Es liegt daran , dass ich keine .class Datei habe und diese auch nicht kompiliert wird. Der Scala Interpreter macht das nur 1 - 2 mal. Wenn ich ein neues Projekt mache gehts wieder für 2 Mal.

Kann mir einer sagen woran das liegt, bzw welches Plugin ich mir runterladen sollte um das zu umgehen? 

Ich share das Projekt hier gerne, wenn das einer sehen möchte , liebe grüße spin


----------



## Fu3L (28. Jul 2011)

Das gleiche hatte ich bei meinem zaghaften ersten Scala Versuch gestern auch.. 
Grad eben hab ichs nochmal gestartet und es tat auf einmal^^ (Ja, ich habe nach der Installation des Plugins Eclipse neu starten lassen^^) Komisch^^


----------



## Tomate_Salat (28. Jul 2011)

Ich hatte auch mal mit Scala experimentiert:
- Das Netbeansplugin hat mein Netbeans für immer getötet -> neu installation
- Eclipse plugin wollte nie wirklich laufen
- Intelij IDEA .... Ich würde Intelij IDEA an deiner Stelle nehmen. 

Aber ich habe nie viel mit Scala gemacht und schon sehr früh es wieder bleiben lassen  vllt kann landei mehr dazu prophezeihen ;-)


----------



## Spin (28. Jul 2011)

Danke für Feedback.

Dann werde ich wohl auf eine andere IDE zurückgreifen müssen. Eclipse macht sich gut bei Java und PHP. Zumindest sind das meine bisherigen Hauptbereiche in den ich die IDE gequält habe 

Ich schaue mir denn einmal IntelliJ an , Danke und viele grüße

Wenn einer nen Hinweis zu Eclipse kennt, immer her damit!


----------



## Fu3L (28. Jul 2011)

Obwohl der Scala Erfinder selbst sagt, er nutze seit neuestem Eclipse, weils einfach viel besser sei, als das Programm das er vorher nutzte (ich meine dass es sogar ein extra Scala Editor war) (siehe das in den News verlinkte Interview)..

Also kanns ja eigentlich nicht sooo schlecht sein^^ Wobei ich bei mir merke, dass es für die Kontextmenüs seeehr lange lädt... (Rechtsklick - warten -> run as - warten -> Scala Application -warten^^)


----------



## Antoras (29. Jul 2011)

Das eclipse-Plugin ist ziemlich verbuggt und braucht verdammt viel Performance. Es wird aber immer besser, wenn es auch nur in kleinen Schritten vorwärts geht 

Bei mir hängt sich auch immer mal wieder ein Projekt auf. Bis jetzt hab ich es durch einen Clean des betreffenden Projekts aber immer wieder zum laufen gebracht. Empfehle die neueste Plugin-Version und eclipse Indigo - die Kombination ist die Neueste und Stabilste.


----------



## Landei (29. Jul 2011)

Tomate_Salat hat gesagt.:


> Aber ich habe nie viel mit Scala gemacht und schon sehr früh es wieder bleiben lassen  vllt kann landei mehr dazu prophezeihen ;-)

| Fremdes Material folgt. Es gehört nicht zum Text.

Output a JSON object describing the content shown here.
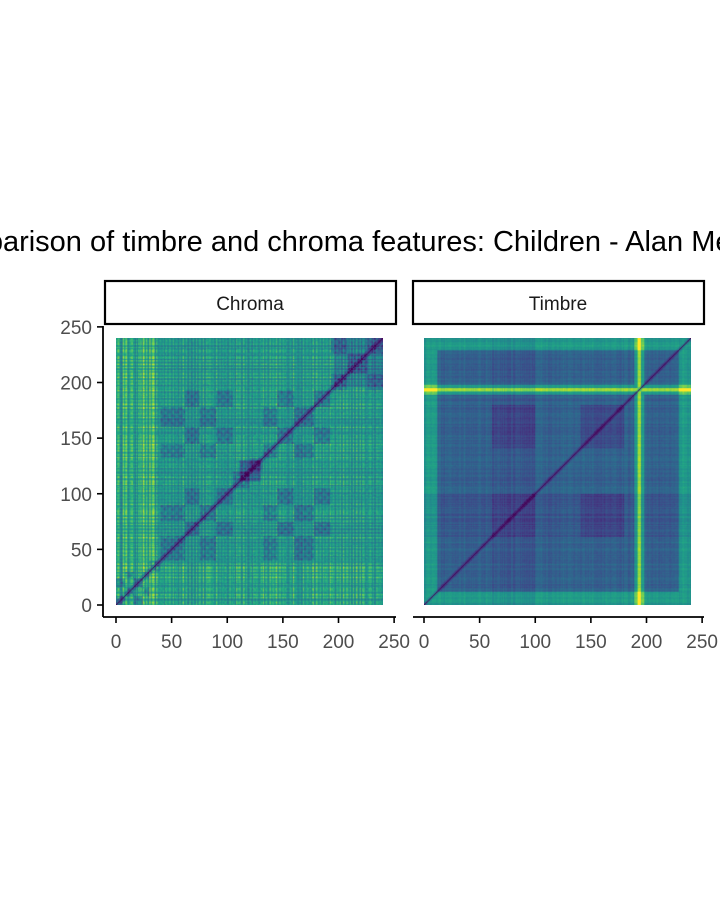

...aber ich sage Euch, das tausendjährige Reich Scalas wird kommen, und da wird sein Freude, Pattern Matching und Typ Inferenz! Und die Bestie Java wird gesperrt in einen eisernen Käfig, und wird verspottet und gesteinigt mit NullPointerExceptions zum Ergötzen der Erleuchteten...


----------



## Spin (29. Jul 2011)

Vielen Dank für eure posts.

Skala macht sehr viel Spass, aber die Syntax ist meiner meinung nach viel zu script lastig. Da finde ich die Sytax von Java viel schöner, aber nun ja ich möchte Scala lernen und daher werde ich nicht weiter rum heulen 

Nur die Exception in Eclipse nervt mich, wobei ich bald denn erstmal auf eine andere IDE zurückgreife.
Vielen Dank für eure Infos.:rtfm:


----------



## Jay_030 (30. Jul 2011)

Spin hat gesagt.:


> Skala macht sehr viel Spass, aber die Syntax ist meiner meinung nach viel zu script lastig. Da finde ich die Sytax von Java viel schöner [...]


Na, da bist du aber der erste, dem die Syntax von Java besser gefällt. Als ich vor kurzem einen Scala-Vortrag auf Arbeit gehalten habe, war gerade die Syntax ein großer Pluspunkt. Vielleicht gewöhnst du dich dran und beginnst die Scala Syntax auch zu lieben. 

Nun zu den IDEs: Wirklich gut ist eigentlich nur IntelliJ IDEA. Aber auch IDEA wirft hin und wieder Fehler, die keine sind. Von daher habe ich mir angewöhnt im Hintergrund immer SBT laufen zu lassen. Das ist ein Build-Tool für Scala, ähnlich zu Maven. Und SBT unterstützt einen Modus des kontinuierlichen Kompilierens und Testens. Das heißt, es checkt automatisch nach Änderungen an deinen Code-Dateien und kompiliert und/oder lässt deine Unit-Tests neu durchlaufen. Somit kannst du die False-Positives deiner IDE immer erkennen, da im Hintergrund der Buildprozess separat durchläuft.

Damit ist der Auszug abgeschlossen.